If this is you, the cough you have is an anxiety cough.

This kind of cough has tremendous variability. It can come and go, happen often, or even stay all the time. It can come with episodes of anxiety or on its own. An anxiety cough can be severe or mild, can come almost in waves, and can vary from day to day or even more frequently.

The medical term for this feeling of a lump in your throat that you can’t get rid of is Globus pharyngeus. Experiencing this can lead you to wonder if there’s something seriously wrong with you. Maybe even throat cancer! All this does is generate more anxiety and make the feeling of the lump in your throat even worse.

It is important for you to consult with your physician if you feel this kind of lump.

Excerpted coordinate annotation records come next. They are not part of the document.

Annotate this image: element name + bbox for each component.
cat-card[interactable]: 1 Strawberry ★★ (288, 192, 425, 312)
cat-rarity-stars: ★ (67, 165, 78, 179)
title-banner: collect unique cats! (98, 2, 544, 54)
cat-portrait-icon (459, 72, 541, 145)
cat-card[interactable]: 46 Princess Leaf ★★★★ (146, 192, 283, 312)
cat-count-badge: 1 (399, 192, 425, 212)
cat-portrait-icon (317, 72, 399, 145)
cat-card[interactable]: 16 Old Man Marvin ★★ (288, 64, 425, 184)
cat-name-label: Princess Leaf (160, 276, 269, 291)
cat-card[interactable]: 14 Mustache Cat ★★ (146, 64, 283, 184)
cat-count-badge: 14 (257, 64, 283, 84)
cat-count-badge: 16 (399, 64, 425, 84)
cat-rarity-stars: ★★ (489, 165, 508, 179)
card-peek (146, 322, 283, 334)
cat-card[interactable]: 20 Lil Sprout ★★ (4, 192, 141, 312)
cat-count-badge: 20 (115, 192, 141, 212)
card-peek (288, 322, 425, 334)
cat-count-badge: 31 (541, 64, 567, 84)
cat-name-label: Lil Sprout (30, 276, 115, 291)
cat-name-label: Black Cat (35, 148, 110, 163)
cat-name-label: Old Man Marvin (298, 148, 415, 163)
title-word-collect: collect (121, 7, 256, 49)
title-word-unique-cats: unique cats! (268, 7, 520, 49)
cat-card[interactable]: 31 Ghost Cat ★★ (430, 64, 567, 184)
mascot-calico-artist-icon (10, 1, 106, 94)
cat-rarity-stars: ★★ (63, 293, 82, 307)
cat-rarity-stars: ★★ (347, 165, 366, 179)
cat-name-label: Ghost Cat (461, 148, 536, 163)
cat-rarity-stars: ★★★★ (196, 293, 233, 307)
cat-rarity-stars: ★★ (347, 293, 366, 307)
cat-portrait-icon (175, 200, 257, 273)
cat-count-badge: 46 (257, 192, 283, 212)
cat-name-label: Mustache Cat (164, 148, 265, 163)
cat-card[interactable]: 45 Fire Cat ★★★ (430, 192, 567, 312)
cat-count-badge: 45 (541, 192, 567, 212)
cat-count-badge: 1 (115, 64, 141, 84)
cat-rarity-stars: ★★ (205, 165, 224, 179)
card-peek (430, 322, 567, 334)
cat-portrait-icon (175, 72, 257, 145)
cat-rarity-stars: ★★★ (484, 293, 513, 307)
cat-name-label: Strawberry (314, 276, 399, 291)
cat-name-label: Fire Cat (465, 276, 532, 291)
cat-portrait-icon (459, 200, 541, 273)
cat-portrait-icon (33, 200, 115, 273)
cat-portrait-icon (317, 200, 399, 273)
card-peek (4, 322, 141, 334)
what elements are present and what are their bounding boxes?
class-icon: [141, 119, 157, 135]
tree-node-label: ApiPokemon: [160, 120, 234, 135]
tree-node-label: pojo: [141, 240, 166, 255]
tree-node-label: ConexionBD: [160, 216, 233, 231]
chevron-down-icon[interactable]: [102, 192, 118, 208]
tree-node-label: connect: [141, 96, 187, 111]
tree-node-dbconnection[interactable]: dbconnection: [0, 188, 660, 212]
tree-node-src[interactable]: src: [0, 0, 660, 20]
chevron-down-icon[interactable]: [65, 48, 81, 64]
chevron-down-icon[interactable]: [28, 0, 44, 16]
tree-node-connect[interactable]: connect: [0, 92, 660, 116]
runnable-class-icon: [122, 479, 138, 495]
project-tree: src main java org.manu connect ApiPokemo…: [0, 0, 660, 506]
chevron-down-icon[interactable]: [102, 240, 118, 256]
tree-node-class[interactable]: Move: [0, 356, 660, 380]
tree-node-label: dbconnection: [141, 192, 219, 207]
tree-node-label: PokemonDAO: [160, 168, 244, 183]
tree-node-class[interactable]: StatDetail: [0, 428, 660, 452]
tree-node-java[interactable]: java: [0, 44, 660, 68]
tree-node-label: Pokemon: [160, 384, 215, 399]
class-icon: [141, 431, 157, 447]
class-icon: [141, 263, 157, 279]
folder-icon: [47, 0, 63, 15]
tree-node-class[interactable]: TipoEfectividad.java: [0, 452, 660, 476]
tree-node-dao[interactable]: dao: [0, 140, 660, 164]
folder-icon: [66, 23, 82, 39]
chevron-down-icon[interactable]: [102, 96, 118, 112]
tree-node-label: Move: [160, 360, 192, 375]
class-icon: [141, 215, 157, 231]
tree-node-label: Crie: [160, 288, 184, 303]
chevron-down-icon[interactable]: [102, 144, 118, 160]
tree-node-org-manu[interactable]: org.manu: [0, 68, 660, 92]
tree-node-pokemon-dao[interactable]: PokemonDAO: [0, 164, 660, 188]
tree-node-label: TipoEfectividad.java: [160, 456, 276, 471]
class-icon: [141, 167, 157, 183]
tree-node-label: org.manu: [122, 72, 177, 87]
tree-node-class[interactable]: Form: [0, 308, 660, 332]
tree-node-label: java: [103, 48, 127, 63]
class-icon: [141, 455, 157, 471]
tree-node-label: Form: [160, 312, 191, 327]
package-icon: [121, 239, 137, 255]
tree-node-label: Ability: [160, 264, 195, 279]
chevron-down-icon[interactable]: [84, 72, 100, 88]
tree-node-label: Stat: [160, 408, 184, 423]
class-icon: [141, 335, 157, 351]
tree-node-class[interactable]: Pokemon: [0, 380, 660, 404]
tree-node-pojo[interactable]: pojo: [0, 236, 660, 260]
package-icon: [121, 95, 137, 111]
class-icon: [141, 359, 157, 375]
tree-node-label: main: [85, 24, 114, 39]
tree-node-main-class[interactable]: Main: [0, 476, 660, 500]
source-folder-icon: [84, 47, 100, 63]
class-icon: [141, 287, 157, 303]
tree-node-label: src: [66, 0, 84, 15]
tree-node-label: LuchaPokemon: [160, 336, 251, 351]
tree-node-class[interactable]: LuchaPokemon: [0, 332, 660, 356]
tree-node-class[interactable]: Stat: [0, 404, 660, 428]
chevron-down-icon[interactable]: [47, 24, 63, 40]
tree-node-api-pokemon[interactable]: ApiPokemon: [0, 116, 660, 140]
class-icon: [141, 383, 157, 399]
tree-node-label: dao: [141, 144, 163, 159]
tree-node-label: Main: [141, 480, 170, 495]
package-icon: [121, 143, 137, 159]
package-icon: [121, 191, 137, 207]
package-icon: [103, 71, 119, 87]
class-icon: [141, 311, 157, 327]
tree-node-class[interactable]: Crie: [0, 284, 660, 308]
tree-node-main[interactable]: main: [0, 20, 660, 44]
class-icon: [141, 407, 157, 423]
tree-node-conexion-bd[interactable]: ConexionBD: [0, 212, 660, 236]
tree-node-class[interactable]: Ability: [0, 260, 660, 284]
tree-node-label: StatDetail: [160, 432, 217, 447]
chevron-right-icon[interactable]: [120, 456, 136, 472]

What is happening here is a tensing of your throat muscles, including the esophagus. This is a normal response when you’re feeling anxious. Your neck and shoulder muscles will tense and stay tensed as long as you stay anxious.

Causes of Anxiety Cough

Besides the tension of your muscles mentioned above, there are other reasons for your anxiety cough.

  • Suppression of your immune system. At first glance, this wouldn’t seem to be a reason for your persistent cough. Here’s the way it works: Anxiety is just another stressor to your body. And your body responds like it does to all stress. Your body diverts energy from “non-essential” systems to those that help you fight or flee from stress. Your immune system in this case is one of those non-essentials. Inhibiting your immune system allows bacteria and viruses to get a start in your body. Both of them cause coughs. Continuing anxiety and stress make the coughs persist because they keep your immune system limited.
  • Vagus nerve overstimulation. The vagus nerve is a major nerve running from your gut system to your brain. Stress caused by anxiety will overstimulate this nerve. When this happens, it commonly leads to a dry, non-productive anxiety cough. If this overstimulation continues, so will the cough.
  • Rapid, shallow breathing. This kind of breathing is common with anxiety. The more you do it, the more your throat will get raw and dry, leading to coughs.

What You Can Do

  • Learn to deep breathe. This is essentially a relaxation exercise. Breathe in slowly through your nose for about five seconds. Hold your breath for two seconds. Breathe out through your mouth for at least seven seconds. Do this multiple times every day.
  • Learn to think differently. Rather than allowing your thoughts to stay on anxious things, list several positive things you can think about. When you feel anxious, pull out the list and think about one of the positive things.